Além das casas, por todos os lugares nas ruas da cidade há lixeiras públicas separadas para cada tipo de lixo, mas eu olhei dentro de algumas e pude ver que não há muito discernimento do pedestre na hora de separar o lixo. A grande pergunta é se isto acontece pela pressa e distração da pessoa que está passando ou falta esclarecimento.
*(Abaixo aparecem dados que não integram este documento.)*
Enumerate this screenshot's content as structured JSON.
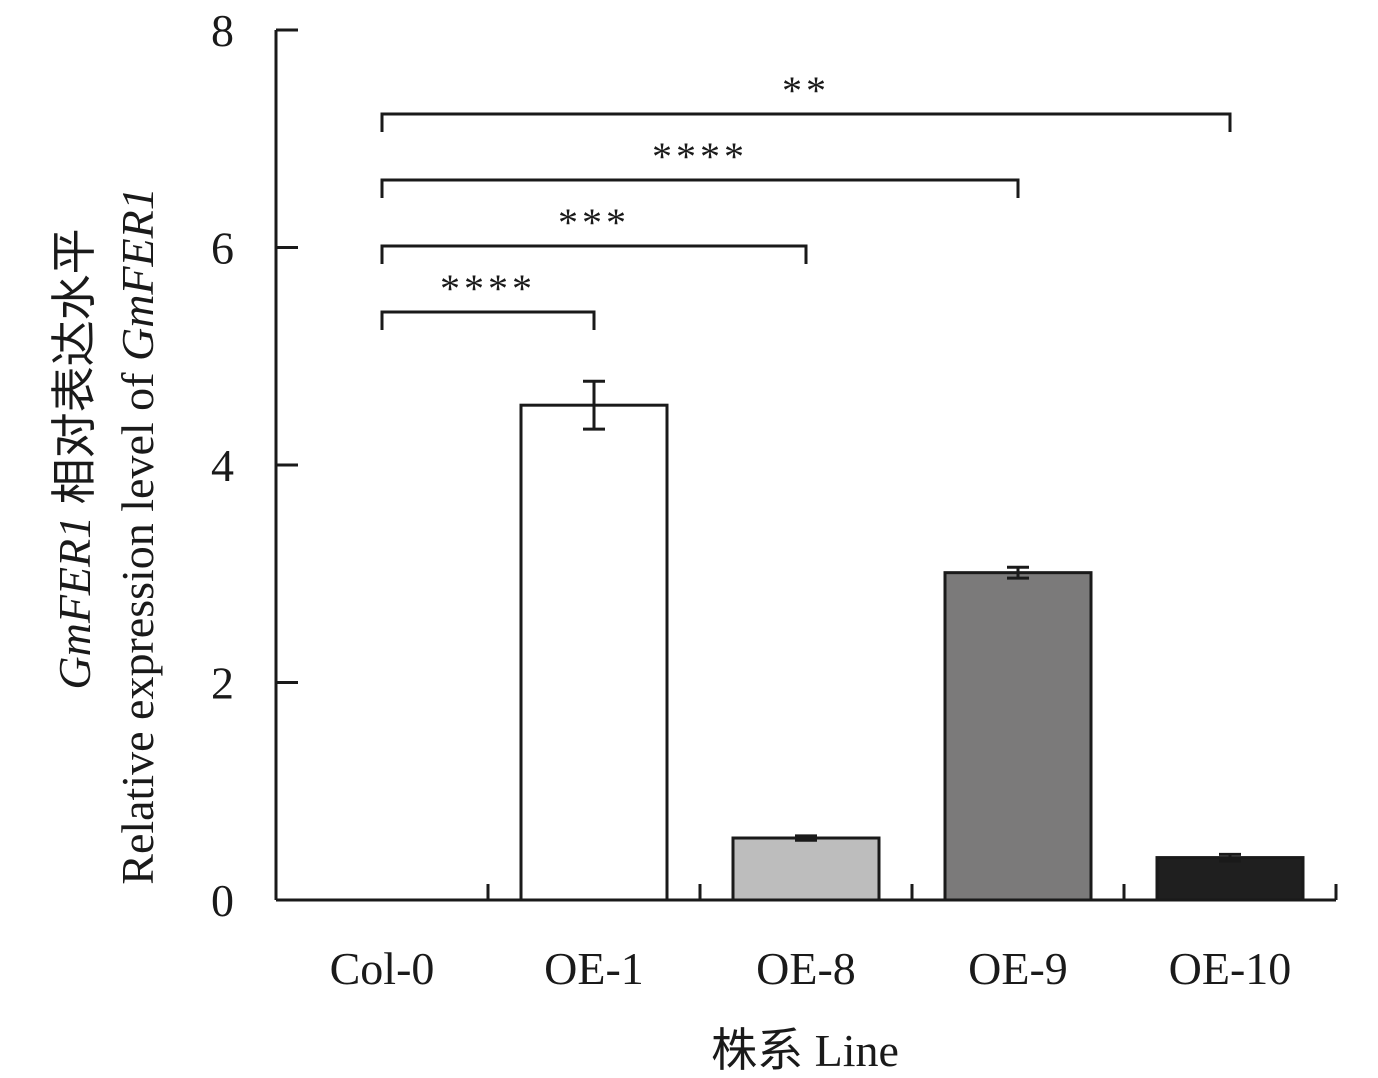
{
  "chart_data": {
    "type": "bar",
    "categories": [
      "Col-0",
      "OE-1",
      "OE-8",
      "OE-9",
      "OE-10"
    ],
    "values": [
      0,
      4.55,
      0.57,
      3.01,
      0.39
    ],
    "errors": [
      0,
      0.22,
      0.02,
      0.05,
      0.03
    ],
    "colors": [
      "#ffffff",
      "#ffffff",
      "#bdbdbd",
      "#7b7a7a",
      "#1f1f1f"
    ],
    "ylim": [
      0,
      8
    ],
    "yticks": [
      "0",
      "2",
      "4",
      "6",
      "8"
    ],
    "ylabel_line1_italic": "GmFER1",
    "ylabel_line1_rest": " 相对表达水平",
    "ylabel_line2_text": "Relative expression level of ",
    "ylabel_line2_italic": "GmFER1",
    "xlabel": "株系 Line",
    "significance": [
      {
        "from": "Col-0",
        "to": "OE-1",
        "label": "****"
      },
      {
        "from": "Col-0",
        "to": "OE-8",
        "label": "***"
      },
      {
        "from": "Col-0",
        "to": "OE-9",
        "label": "****"
      },
      {
        "from": "Col-0",
        "to": "OE-10",
        "label": "**"
      }
    ]
  }
}
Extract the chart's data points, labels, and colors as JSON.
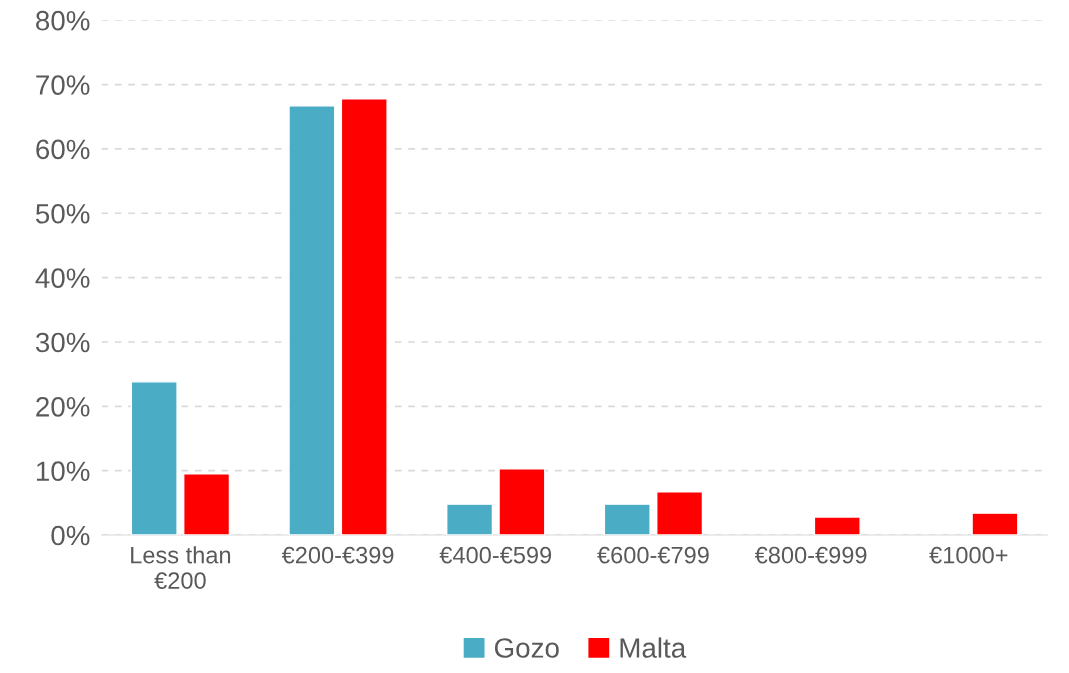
{
  "chart_data": {
    "type": "bar",
    "categories": [
      "Less than\n€200",
      "€200-€399",
      "€400-€599",
      "€600-€799",
      "€800-€999",
      "€1000+"
    ],
    "series": [
      {
        "name": "Gozo",
        "color": "#4bacc6",
        "values": [
          23.8,
          66.7,
          4.8,
          4.8,
          null,
          null
        ]
      },
      {
        "name": "Malta",
        "color": "#ff0000",
        "values": [
          9.5,
          67.8,
          10.3,
          6.7,
          2.8,
          3.4
        ]
      }
    ],
    "ylim": [
      0,
      80
    ],
    "yticks": [
      {
        "value": 0,
        "label": "0%"
      },
      {
        "value": 10,
        "label": "10%"
      },
      {
        "value": 20,
        "label": "20%"
      },
      {
        "value": 30,
        "label": "30%"
      },
      {
        "value": 40,
        "label": "40%"
      },
      {
        "value": 50,
        "label": "50%"
      },
      {
        "value": 60,
        "label": "60%"
      },
      {
        "value": 70,
        "label": "70%"
      },
      {
        "value": 80,
        "label": "80%"
      }
    ],
    "grid": "y",
    "legend": "bottom"
  }
}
Nos supermercados eles incentivam levar sacola para não consumir embalagens plásticas (estamos usando nossas mochilas). A maioria das pessoas tem suas próprias sacolas. No mais famoso supermercado, o NoFrills, as sacolas plásticas são cobradas e sacolas "verdes" estão a venda na boca do caixa.

Existem muitos produtos orgânicos nas prateleiras principalmente nos produtos industrializados e o melhor, eles não são caros como no Brasil. Aqui parece que o conceito orgânico já é o padrão. Ai daquele produto que não é.

Na quinta passada saiu no jornal impresso Toronto Star um caderno sobre Carros Verdes, dizendo quais carros causam menor impacto para o meio ambiente. Existem outdoors de propaganda de uma empresa de ônibus no metrô anunciando que por CAD$ 10,00 você compra uma passagem de ônibus para Montreal e, além de economizar combustível do carro, você ajuda a diminuir a poluição e o impacto no meio ambiente. Para se ver como isto é um argumento importante e utilizado massivamente pela mídia.

Neste domingo andando pelo bairro de Kensington vimos um carro "enterrado" de terra e plantas, tinha até uma árvore brotando pelo teto. No vidro traseiro, escrito "favor não guinchar". Era um protesto.


Carro-protesto de ativistas verdes

Mas numa cidade onde a bicicleta é um meio de tranporte muito utilizado e incentivado, eu diria que Toronto está realmente tentando fazer a sua parte.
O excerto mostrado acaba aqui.